The prices are horrible, and would be even if the euro was back where God meant it to be, at 1.50 to the pound. A small, local, bourgeois place round the corner from us wanted €41 for a piece of sole, without extra veg. Other main courses were €29, or £25-plus, with starters from £9 to £18.
And it wasn\'t very good, though it was presented to us as if we were starving refugees who, being from Britain, had no idea what proper food tasted like. Well, we do now, so you can stop condescending.

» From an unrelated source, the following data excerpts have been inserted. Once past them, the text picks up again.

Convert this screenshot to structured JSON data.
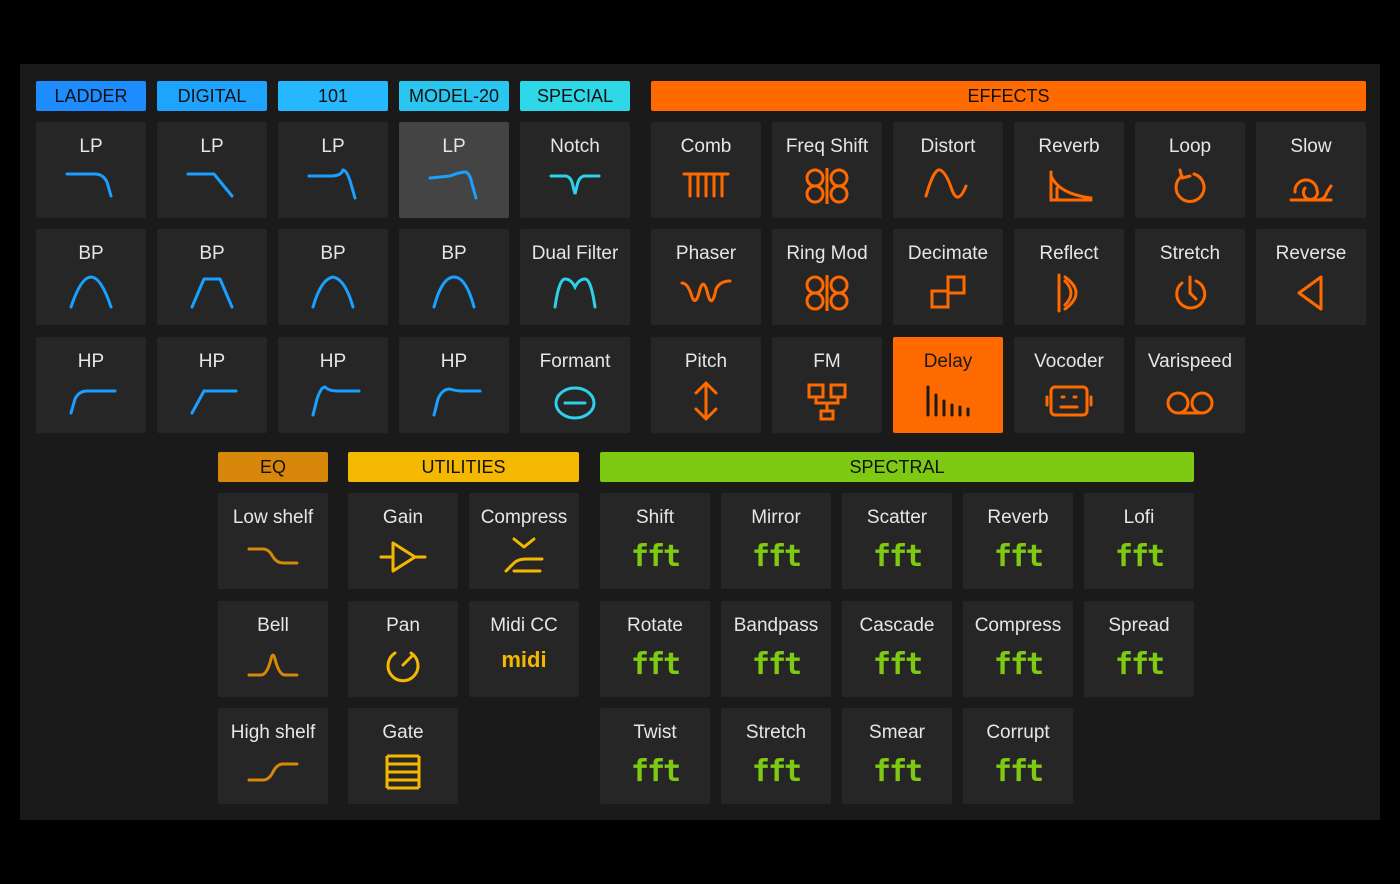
{
  "headers": {
    "ladder": "LADDER",
    "digital": "DIGITAL",
    "f101": "101",
    "model20": "MODEL-20",
    "special": "SPECIAL",
    "effects": "EFFECTS",
    "eq": "EQ",
    "utilities": "UTILITIES",
    "spectral": "SPECTRAL"
  },
  "colors": {
    "ladder": "#1c8cff",
    "digital": "#1ea4ff",
    "f101": "#26b8ff",
    "model20": "#2ac6f0",
    "special": "#2ed8e6",
    "effects": "#ff6a00",
    "eq": "#d7870a",
    "utilities": "#f5b800",
    "spectral": "#7ec912",
    "filter_icon": "#1aa0ff",
    "special_icon": "#2ed0ea",
    "effects_icon": "#ff6a00",
    "eq_icon": "#d7870a",
    "utilities_icon": "#f5b800",
    "spectral_icon": "#7ec912"
  },
  "filters": {
    "ladder": {
      "lp": "LP",
      "bp": "BP",
      "hp": "HP"
    },
    "digital": {
      "lp": "LP",
      "bp": "BP",
      "hp": "HP"
    },
    "f101": {
      "lp": "LP",
      "bp": "BP",
      "hp": "HP"
    },
    "model20": {
      "lp": "LP",
      "bp": "BP",
      "hp": "HP"
    },
    "special": {
      "notch": "Notch",
      "dual": "Dual Filter",
      "formant": "Formant"
    }
  },
  "effects": {
    "comb": "Comb",
    "freq_shift": "Freq Shift",
    "distort": "Distort",
    "reverb": "Reverb",
    "loop": "Loop",
    "slow": "Slow",
    "phaser": "Phaser",
    "ring_mod": "Ring Mod",
    "decimate": "Decimate",
    "reflect": "Reflect",
    "stretch": "Stretch",
    "reverse": "Reverse",
    "pitch": "Pitch",
    "fm": "FM",
    "delay": "Delay",
    "vocoder": "Vocoder",
    "varispeed": "Varispeed"
  },
  "eq": {
    "low_shelf": "Low shelf",
    "bell": "Bell",
    "high_shelf": "High shelf"
  },
  "utilities": {
    "gain": "Gain",
    "compress": "Compress",
    "pan": "Pan",
    "midi_cc": "Midi CC",
    "midi_icon_text": "midi",
    "gate": "Gate"
  },
  "spectral": {
    "shift": "Shift",
    "mirror": "Mirror",
    "scatter": "Scatter",
    "reverb": "Reverb",
    "lofi": "Lofi",
    "rotate": "Rotate",
    "bandpass": "Bandpass",
    "cascade": "Cascade",
    "compress": "Compress",
    "spread": "Spread",
    "twist": "Twist",
    "stretch": "Stretch",
    "smear": "Smear",
    "corrupt": "Corrupt",
    "fft_icon_text": "fft"
  },
  "selected": {
    "filter": "model20.lp",
    "effect": "delay"
  }
}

• It is touring the country (Cambridge and Eastbourne coming up) so do catch if you can Alan Ayckbourn\'s new play, My Wonderful Day. Basically it\'s a short farce, acted out in front of a nine-year-old child, Winnie, played by Ayesha Antoine. She\'s been left in the house by her mother, the cleaning lady, and she is ignored, patronised, or suffocated by the various adults whose lives are collapsing around her. It turns out that she has missed nothing.
The extraordinary thing is Antoine\'s performance, which is faultless. I have never known anyone who can act with their legs like she does: stuck out and kicking when she\'s happy, twisted round each other when she\'s embarrassed, one behind the chair, the other in front when she\'s happy.
What makes her performance quite incredible is that she is fully 20 years older – three times the age – of the little girl she is playing, something which even her baggy pullover can\'t quite hide. A real tour de force.
• Thanks for your "crash blossoms" – headlines which mean something they\'re not meant to mean. Peter Mittins sent Bus on Fire – Passengers Alight; I liked Leslie Plommer\'s Chinese in Car Clash, and One-legged Man Was Unbalanced; Victor Ford found in the Jerusalem Post, Haig Still Stiff on Withdrawal. I loved Tony Eldridge\'s memory from the old Westminster Times: Birth Pill Plan for Girls Flayed by Priests.